Une sacrée cuisine !



 

Genève, mars 2006. Ma venue dans cette ville suisse n’a, bien évidemment, rien à voir avec une quelconque tournée des banques helvètes… Du reste mon look et mes longs cheveux ne trompent personne et surtout pas le douanier suspicieux qui me demande ce que je viens foutre dans cette ville ultra-chic où les voitures de haut standing sont aussi nombreuses que les Trabant en ex union soviétique.

Ma mission était d’une importance plus capitale.

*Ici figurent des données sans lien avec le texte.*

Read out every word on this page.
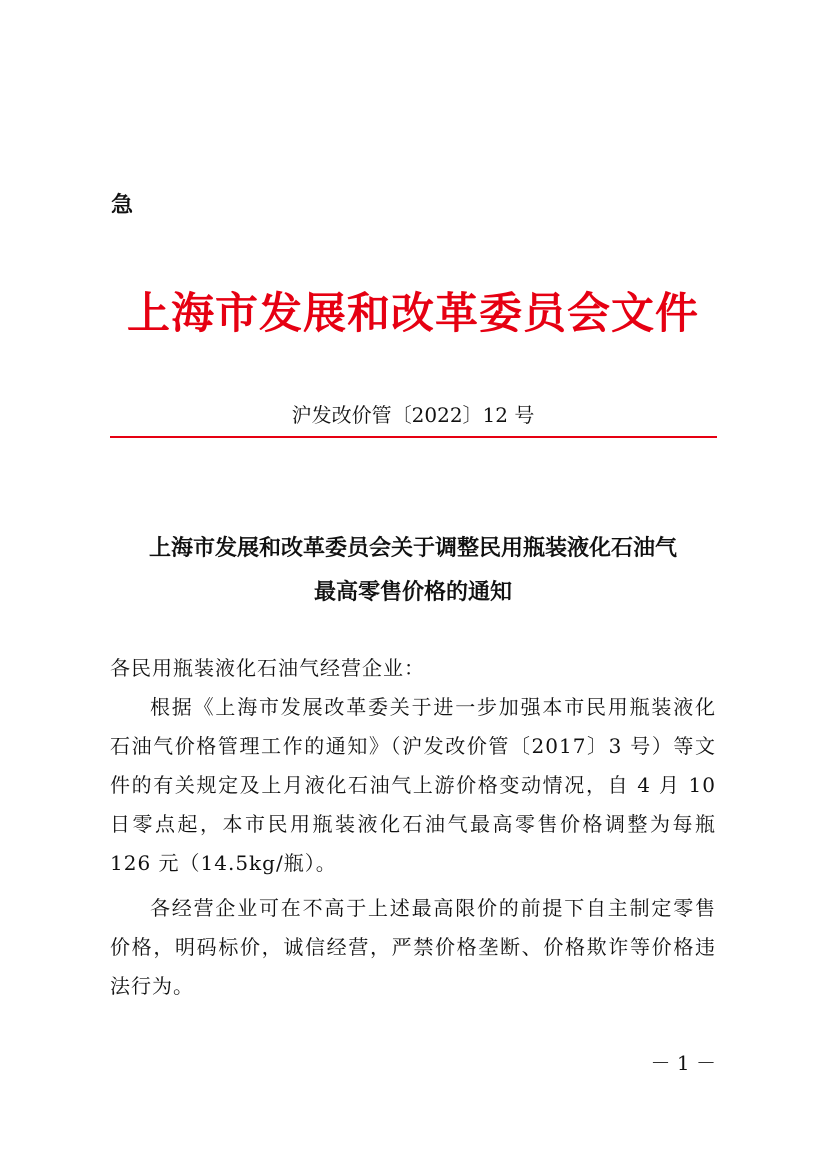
急
上海市发展和改革委员会文件
沪发改价管〔2022〕12 号
上海市发展和改革委员会关于调整民用瓶装液化石油气
最高零售价格的通知

各民用瓶装液化石油气经营企业：

根据《上海市发展改革委关于进一步加强本市民用瓶装液化石油气价格管理工作的通知》（沪发改价管〔2017〕3 号）等文件的有关规定及上月液化石油气上游价格变动情况，自 4 月 10 日零点起，本市民用瓶装液化石油气最高零售价格调整为每瓶 126 元（14.5kg/瓶）。

各经营企业可在不高于上述最高限价的前提下自主制定零售价格，明码标价，诚信经营，严禁价格垄断、价格欺诈等价格违法行为。

－ 1 －
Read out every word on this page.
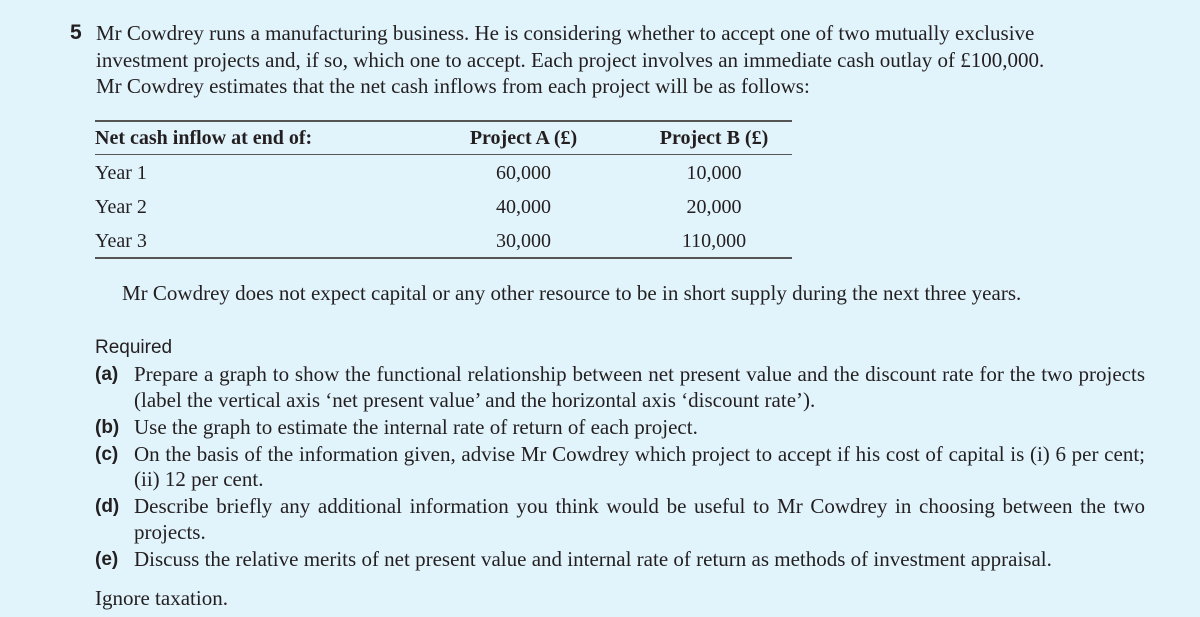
5 Mr Cowdrey runs a manufacturing business. He is considering whether to accept one of two mutually exclusive
investment projects and, if so, which one to accept. Each project involves an immediate cash outlay of £100,000.
Mr Cowdrey estimates that the net cash inflows from each project will be as follows:
Net cash inflow at end of:	Project A (£)	Project B (£)
Year 1	60,000	10,000
Year 2	40,000	20,000
Year 3	30,000	110,000
Mr Cowdrey does not expect capital or any other resource to be in short supply during the next three years.
Required
(a) Prepare a graph to show the functional relationship between net present value and the discount rate for the two projects (label the vertical axis ‘net present value’ and the horizontal axis ‘discount rate’).
(b) Use the graph to estimate the internal rate of return of each project.
(c) On the basis of the information given, advise Mr Cowdrey which project to accept if his cost of capital is (i) 6 per cent; (ii) 12 per cent.
(d) Describe briefly any additional information you think would be useful to Mr Cowdrey in choosing between the two projects.
(e) Discuss the relative merits of net present value and internal rate of return as methods of investment appraisal.
Ignore taxation.
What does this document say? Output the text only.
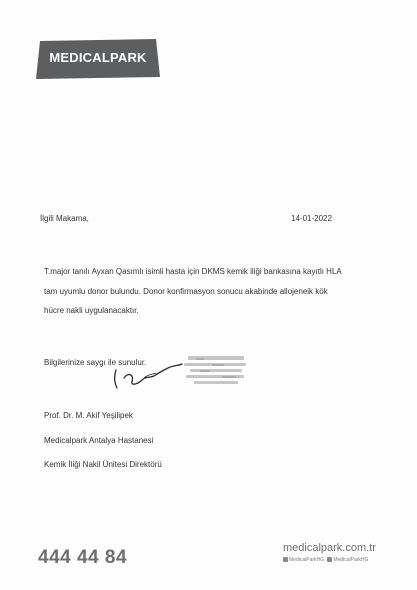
MEDICALPARK
İlgili Makama,	14-01-2022
T.major tanılı Ayxan Qasımlı isimli hasta için DKMS kemik iliği bankasına kayıtlı HLA
tam uyumlu donor bulundu. Donor konfirmasyon sonucu akabinde allojeneik kök
hücre nakli uygulanacaktır.
Bilgilerinize saygı ile sunulur.
Prof. Dr. M. Akif Yeşilipek
Medicalpark Antalya Hastanesi
Kemik İliği Nakil Ünitesi Direktörü
444 44 84	medicalpark.com.tr
MedicalParkHG MedicalParkHG
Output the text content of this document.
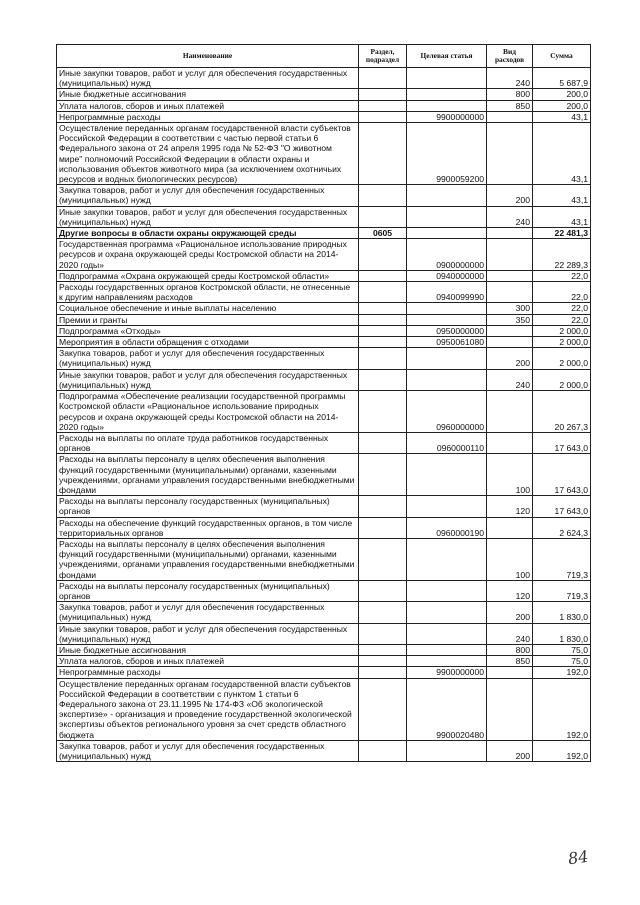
Наименование	Раздел, подраздел	Целевая статья	Вид расходов	Сумма
Иные закупки товаров, работ и услуг для обеспечения государственных (муниципальных) нужд			240	5 687,9
Иные бюджетные ассигнования			800	200,0
Уплата налогов, сборов и иных платежей			850	200,0
Непрограммные расходы		9900000000		43,1
Осуществление переданных органам государственной власти субъектов Российской Федерации в соответствии с частью первой статьи 6 Федерального закона от 24 апреля 1995 года № 52-ФЗ "О животном мире" полномочий Российской Федерации в области охраны и использования объектов животного мира (за исключением охотничьих ресурсов и водных биологических ресурсов)		9900059200		43,1
Закупка товаров, работ и услуг для обеспечения государственных (муниципальных) нужд			200	43,1
Иные закупки товаров, работ и услуг для обеспечения государственных (муниципальных) нужд			240	43,1
Другие вопросы в области охраны окружающей среды	0605			22 481,3
Государственная программа «Рациональное использование природных ресурсов и охрана окружающей среды Костромской области на 2014-2020 годы»		0900000000		22 289,3
Подпрограмма «Охрана окружающей среды Костромской области»		0940000000		22,0
Расходы государственных органов Костромской области, не отнесенные к другим направлениям расходов		0940099990		22,0
Социальное обеспечение и иные выплаты населению			300	22,0
Премии и гранты			350	22,0
Подпрограмма «Отходы»		0950000000		2 000,0
Мероприятия в области обращения с отходами		0950061080		2 000,0
Закупка товаров, работ и услуг для обеспечения государственных (муниципальных) нужд			200	2 000,0
Иные закупки товаров, работ и услуг для обеспечения государственных (муниципальных) нужд			240	2 000,0
Подпрограмма «Обеспечение реализации государственной программы Костромской области «Рациональное использование природных ресурсов и охрана окружающей среды Костромской области на 2014-2020 годы»		0960000000		20 267,3
Расходы на выплаты по оплате труда работников государственных органов		0960000110		17 643,0
Расходы на выплаты персоналу в целях обеспечения выполнения функций государственными (муниципальными) органами, казенными учреждениями, органами управления государственными внебюджетными фондами			100	17 643,0
Расходы на выплаты персоналу государственных (муниципальных) органов			120	17 643,0
Расходы на обеспечение функций государственных органов, в том числе территориальных органов		0960000190		2 624,3
Расходы на выплаты персоналу в целях обеспечения выполнения функций государственными (муниципальными) органами, казенными учреждениями, органами управления государственными внебюджетными фондами			100	719,3
Расходы на выплаты персоналу государственных (муниципальных) органов			120	719,3
Закупка товаров, работ и услуг для обеспечения государственных (муниципальных) нужд			200	1 830,0
Иные закупки товаров, работ и услуг для обеспечения государственных (муниципальных) нужд			240	1 830,0
Иные бюджетные ассигнования			800	75,0
Уплата налогов, сборов и иных платежей			850	75,0
Непрограммные расходы		9900000000		192,0
Осуществление переданных органам государственной власти субъектов Российской Федерации в соответствии с пунктом 1 статьи 6 Федерального закона от 23.11.1995 № 174-ФЗ «Об экологической экспертизе» - организация и проведение государственной экологической экспертизы объектов регионального уровня за счет средств областного бюджета		9900020480		192,0
Закупка товаров, работ и услуг для обеспечения государственных (муниципальных) нужд			200	192,0
84
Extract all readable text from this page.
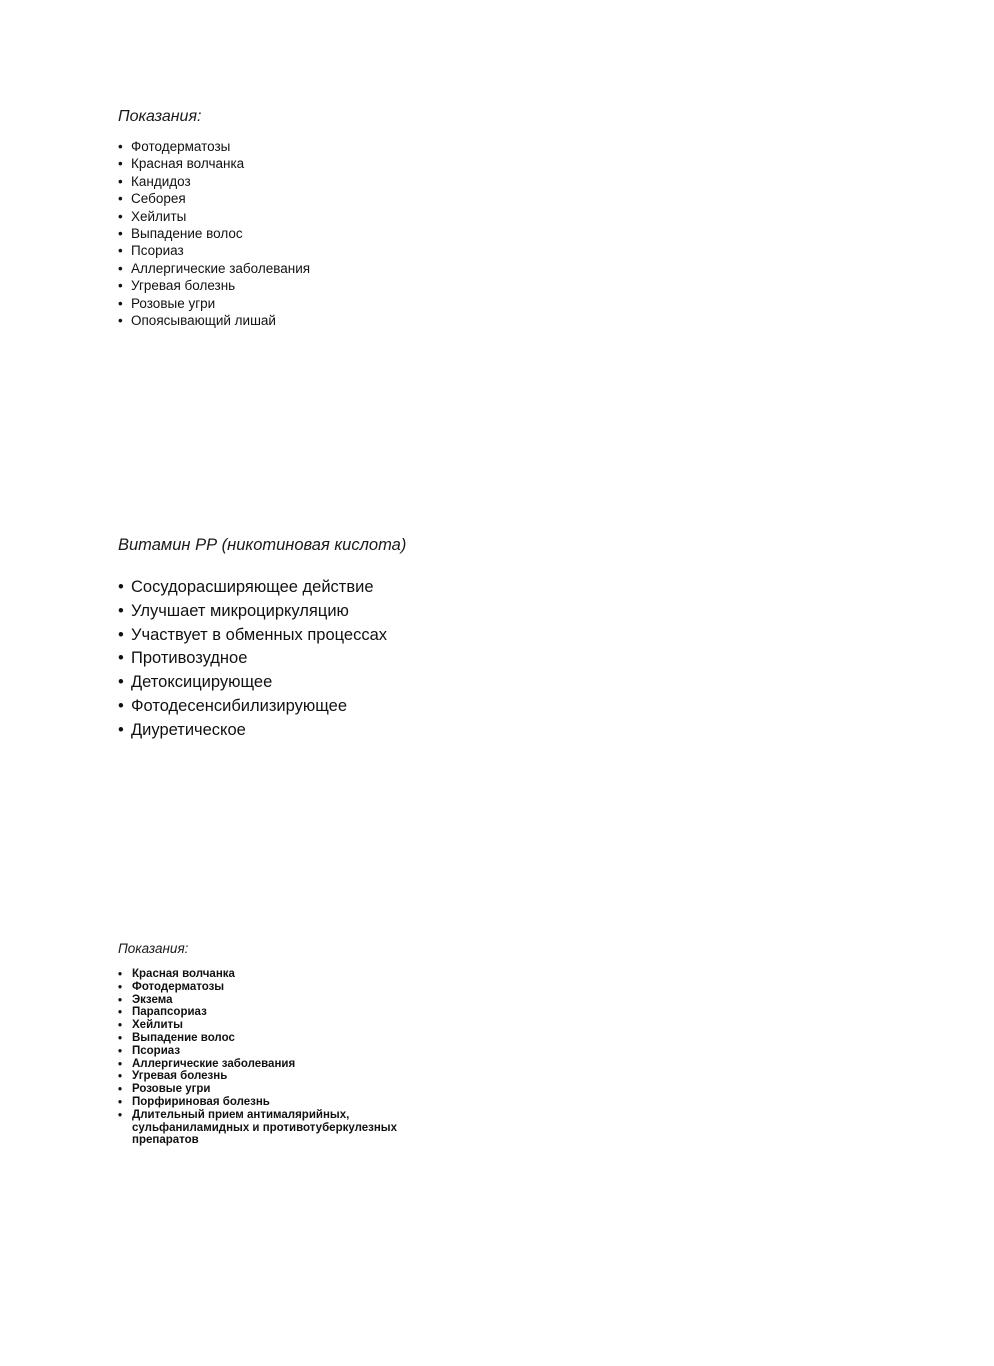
Показания:

• Фотодерматозы
• Красная волчанка
• Кандидоз
• Себорея
• Хейлиты
• Выпадение волос
• Псориаз
• Аллергические заболевания
• Угревая болезнь
• Розовые угри
• Опоясывающий лишай

Витамин РР (никотиновая кислота)

• Сосудорасширяющее действие
• Улучшает микроциркуляцию
• Участвует в обменных процессах
• Противозудное
• Детоксицирующее
• Фотодесенсибилизирующее
• Диуретическое

Показания:

• Красная волчанка
• Фотодерматозы
• Экзема
• Парапсориаз
• Хейлиты
• Выпадение волос
• Псориаз
• Аллергические заболевания
• Угревая болезнь
• Розовые угри
• Порфириновая болезнь
• Длительный прием антималярийных, сульфаниламидных и противотуберкулезных препаратов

Rencontrer enfin Bernard Monney, le guitariste/chanteur des Hell’s Kitchen, le groupe suisse dont le second album "Dr Owen" avait fait bouillir les quelques neurones intactes qui me restaient dans mon cerveau.

Decazeville, juin 2011. Entre ces années, mes rencontres avec les Hell’s Kitchen, même si elles ne furent pas légion, restèrent quand même suffisamment nombreuses pour qu’entre le groupe et moi, s’établisse comme une forme de complicité. J’aime leur travail, leurs disques et l’esprit qui émane de ces garçons et donc, je suis toujours partant pour aller les retrouver. En ce mercredi, dans l’ancienne ville minière qui connut son heure de gloire dans les années 50, le pari d’organiser un concert en plein milieu de semaine était plus qu’osé. Quatre vingt personnes pourtant répondirent présents à cette affiche (avec en première partie les Twist-O-Matics, groupe de reprises twist, emmenés par l’infatigable Ben, figure locale du rock decazevillois et leader des excellents Les Ennuis Commencent) concoctée par une association : Zemol Label, du bassin, qui œuvre pour que revive le rock dans cette région quasi désertée : Chapeau à eux !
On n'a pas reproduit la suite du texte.